The detective chewed his #2 straight through to the lead. “How did they finish it off?”
She turned and looked at him. He looked at her. They just kept looking at each other. Hmmmm.
“Do you even want to know my name,” she asked. “I’m Elisa, and I was there. I saw it with my own eyes.”
She raised her head from the La-Z-Boy and propped herself on one elbow, staring into the hungry detective’s eyes.
“It was ricotta and orange peel and wheat berries in a pie crust served with strawberries soaked in red wine I think.”
“Sounds delicious. What did they call it?” She almost winced in fear, afraid of her answer. “Pizza Grana.”
And for a moment they both looked at one another, confused. Then she leaned back, her eyes focusing on the ceiling.
The detective stared at her, pondering the clues. “The gay mafia.”
Elisa sat up with a startled, “Oh no.”
“Oh yes,” mocked the detective in his husky assured manner.

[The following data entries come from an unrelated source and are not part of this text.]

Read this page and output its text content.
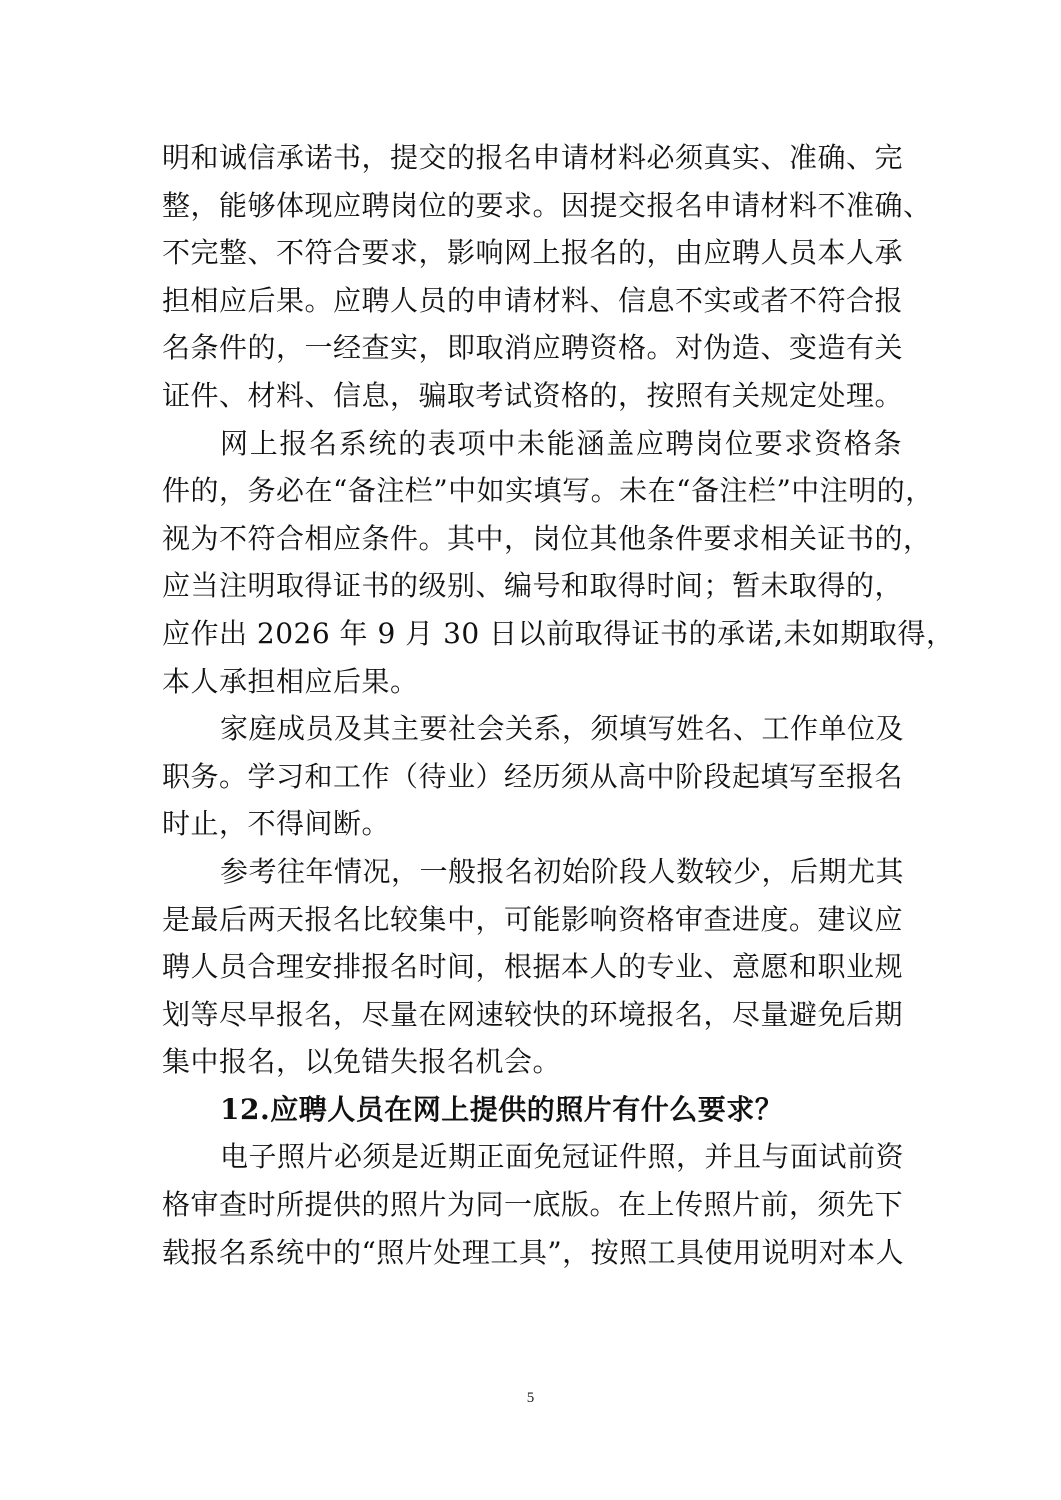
明和诚信承诺书，提交的报名申请材料必须真实、准确、完
整，能够体现应聘岗位的要求。因提交报名申请材料不准确、
不完整、不符合要求，影响网上报名的，由应聘人员本人承
担相应后果。应聘人员的申请材料、信息不实或者不符合报
名条件的，一经查实，即取消应聘资格。对伪造、变造有关
证件、材料、信息，骗取考试资格的，按照有关规定处理。
网上报名系统的表项中未能涵盖应聘岗位要求资格条
件的，务必在“备注栏”中如实填写。未在“备注栏”中注明的，
视为不符合相应条件。其中，岗位其他条件要求相关证书的，
应当注明取得证书的级别、编号和取得时间；暂未取得的，
应作出 2026 年 9 月 30 日以前取得证书的承诺,未如期取得，
本人承担相应后果。
家庭成员及其主要社会关系，须填写姓名、工作单位及
职务。学习和工作（待业）经历须从高中阶段起填写至报名
时止，不得间断。
参考往年情况，一般报名初始阶段人数较少，后期尤其
是最后两天报名比较集中，可能影响资格审查进度。建议应
聘人员合理安排报名时间，根据本人的专业、意愿和职业规
划等尽早报名，尽量在网速较快的环境报名，尽量避免后期
集中报名，以免错失报名机会。
12.应聘人员在网上提供的照片有什么要求？
电子照片必须是近期正面免冠证件照，并且与面试前资
格审查时所提供的照片为同一底版。在上传照片前，须先下
载报名系统中的“照片处理工具”，按照工具使用说明对本人
5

“This Fork Fest thing is just a front. These guys are just a bunch of food thugs.”
“Oh my, no,” said Elisa as she let a loose calf rub up against the unsuspecting detective’s leg.
“It all fits. Forks, festivals, Italian foods, drinks I can’t pronounce.”
The detective noticed her calf, rubbing against his ankle like a cat, purring for affection.
“When’s the next one of these Fork Fest things and can you bring me?”
Elisa smiled at the thought. Her and mister rough-tough-detective at the table.
“The 9th of June,” she purred, “At Carole’s.”